A bullet of mass $0.012\text{kg}$ and horizontal speed $70{\text{ms}}^{-1}$ strikes a $0.4\text{kg}$ block of wood kept at rest and suspended from the ceiling by means of thin wire. If on stricking the block, the bullet instantly comes to rest with respect to the block, then calculate the height to which the block rises. Also estimate the amount of heat produced in the block.

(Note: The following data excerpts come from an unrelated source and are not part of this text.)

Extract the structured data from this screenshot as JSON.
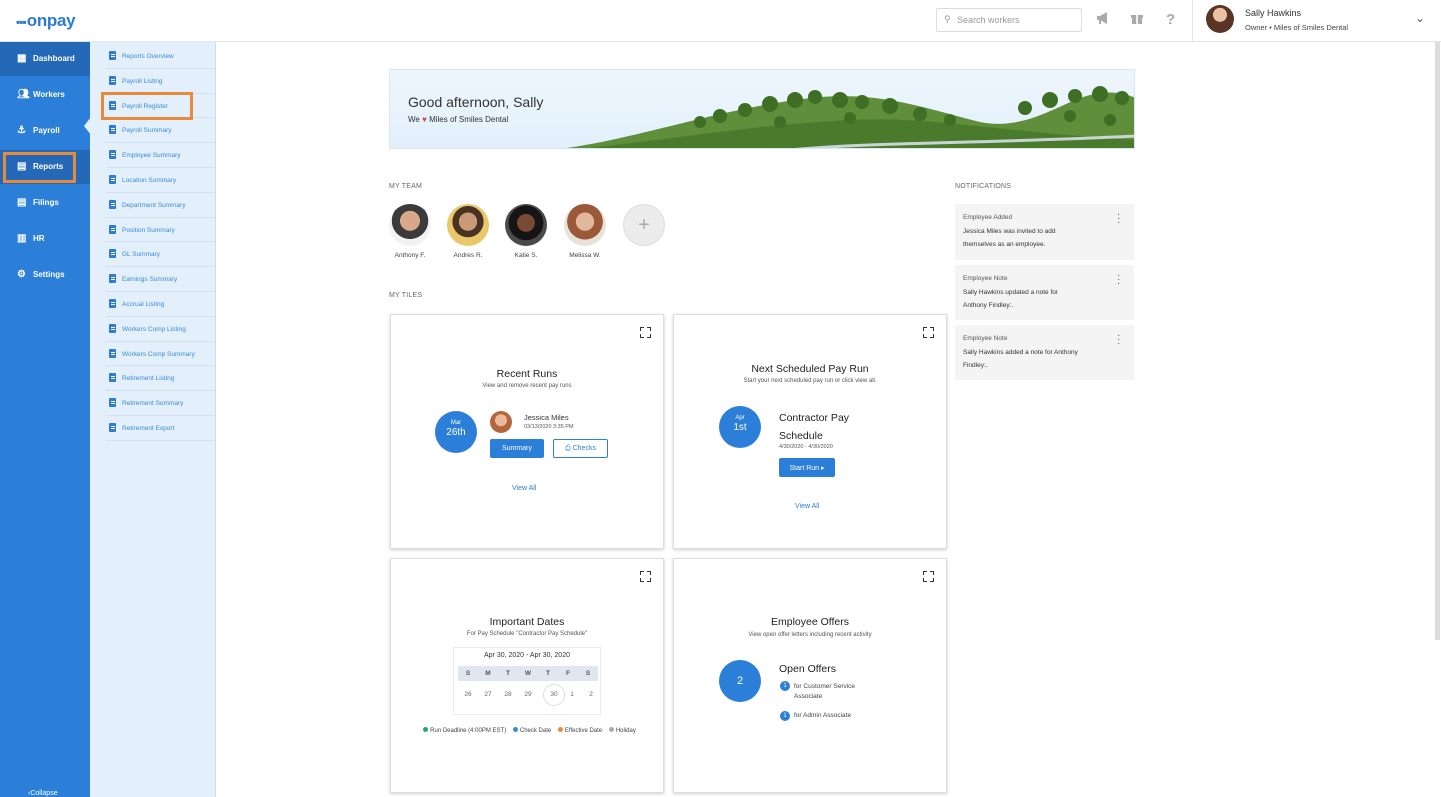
{
  "app": {
    "logo": "onpay"
  },
  "topbar": {
    "search_placeholder": "Search workers",
    "user_name": "Sally Hawkins",
    "user_role": "Owner • Miles of Smiles Dental"
  },
  "sidebar": {
    "items": [
      {
        "label": "Dashboard",
        "icon": "dashboard-icon"
      },
      {
        "label": "Workers",
        "icon": "workers-icon"
      },
      {
        "label": "Payroll",
        "icon": "payroll-icon"
      },
      {
        "label": "Reports",
        "icon": "reports-icon"
      },
      {
        "label": "Filings",
        "icon": "filings-icon"
      },
      {
        "label": "HR",
        "icon": "hr-icon"
      },
      {
        "label": "Settings",
        "icon": "gear-icon"
      }
    ],
    "collapse_label": "Collapse"
  },
  "submenu": {
    "items": [
      "Reports Overview",
      "Payroll Listing",
      "Payroll Register",
      "Payroll Summary",
      "Employee Summary",
      "Location Summary",
      "Department Summary",
      "Position Summary",
      "GL Summary",
      "Earnings Summary",
      "Accrual Listing",
      "Workers Comp Listing",
      "Workers Comp Summary",
      "Retirement Listing",
      "Retirement Summary",
      "Retirement Export"
    ]
  },
  "banner": {
    "greeting": "Good afternoon, Sally",
    "we": "We",
    "company": "Miles of Smiles Dental"
  },
  "team": {
    "label": "MY TEAM",
    "members": [
      "Anthony F.",
      "Andres R.",
      "Katie S.",
      "Melissa W."
    ]
  },
  "tiles_label": "MY TILES",
  "tiles": {
    "recent_runs": {
      "title": "Recent Runs",
      "desc": "View and remove recent pay runs",
      "month": "Mar",
      "day": "26th",
      "person": "Jessica Miles",
      "datetime": "03/13/2020 3:35 PM",
      "summary_btn": "Summary",
      "checks_btn": "Checks",
      "view_all": "View All"
    },
    "next_pay_run": {
      "title": "Next Scheduled Pay Run",
      "desc": "Start your next scheduled pay run or click view all.",
      "month": "Apr",
      "day": "1st",
      "schedule_line1": "Contractor Pay",
      "schedule_line2": "Schedule",
      "period": "4/30/2020 - 4/30/2020",
      "start_btn": "Start Run ▸",
      "view_all": "View All"
    },
    "important_dates": {
      "title": "Important Dates",
      "desc": "For Pay Schedule \"Contractor Pay Schedule\"",
      "range": "Apr 30, 2020 - Apr 30, 2020",
      "dow": [
        "S",
        "M",
        "T",
        "W",
        "T",
        "F",
        "S"
      ],
      "days": [
        "26",
        "27",
        "28",
        "29",
        "30",
        "1",
        "2"
      ],
      "legend": [
        {
          "label": "Run Deadline (4:00PM EST)",
          "color": "#2aa37a"
        },
        {
          "label": "Check Date",
          "color": "#3a8ad9"
        },
        {
          "label": "Effective Date",
          "color": "#e88a3c"
        },
        {
          "label": "Holiday",
          "color": "#aaaaaa"
        }
      ]
    },
    "employee_offers": {
      "title": "Employee Offers",
      "desc": "View open offer letters including recent activity",
      "count": "2",
      "heading": "Open Offers",
      "offers": [
        {
          "num": "1",
          "line1": "for Customer Service",
          "line2": "Associate"
        },
        {
          "num": "1",
          "line1": "for Admin Associate",
          "line2": ""
        }
      ]
    }
  },
  "notifications": {
    "label": "NOTIFICATIONS",
    "items": [
      {
        "type": "Employee Added",
        "line1": "Jessica Miles was invited to add",
        "line2": "themselves as an employee."
      },
      {
        "type": "Employee Note",
        "line1": "Sally Hawkins updated a note for",
        "line2": "Anthony Findley:."
      },
      {
        "type": "Employee Note",
        "line1": "Sally Hawkins added a note for Anthony",
        "line2": "Findley:."
      }
    ]
  },
  "colors": {
    "brand": "#2b7fd8",
    "highlight": "#e88a3c",
    "heart": "#e0403a"
  }
}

• A. $0.212\text{m},28.54\text{J}$
• B. $1.212\text{m},28.54\text{J}$
• C. $0.212\text{m},48.54\text{J}$
• D. None

Answer 1

The correct option is A $0.212\text{m},28.54\text{J}$

Here,
Mass of bullet $\left(m\right)=0.012\text{kg}$
Mass of block $\left(M\right)=0.4\text{kg}$
Speed of the bullet $\left(u\right)=70{\text{ms}}^{-1}$
Let $v$ be the velocity of the [block+bullet] system after collision
Now, using law of conservation of linear momentum, we can write that, $mu=(M+m)v$
or $v=\left(\frac{mu}{M+m}\right)$
$=\left(\frac{0.012\times 70}{0.4+0.012}\right)=\frac{0.84}{0.412}$
$=2.04{\text{ms}}^{-1}$
Thus, the speed of bullet + block system after collision is $2.04{\text{ms}}^{-1}$.
Let $h$ be the height up to which the block rises after striking.
Applying law of conservation of energy,
Increase in P.E. of the Bullet+Block system = Decrease in K.E. of the Bullet + Block system
Hence, we can write that,
$(M+m)gh=\frac{1}{2}(M+m)v^2$
or $h=\frac{v^2}{2g}=\frac{(2.04{)}^2}{2\times 9.8}$
$=0.212\text{m}$

Heat produced = Loss in K.E of Bullet + Block system.
$=\frac{1}{2}m{u}^2-\frac{1}{2}(M+m)v^2$
$=\frac{1}{2}\left(0.012\right)\times (70{)}^2-\frac{1}{2}\times 0.412\times (2.04{)}^2$
$=28.54\text{J}$
Thus, option (a) is the correct answer.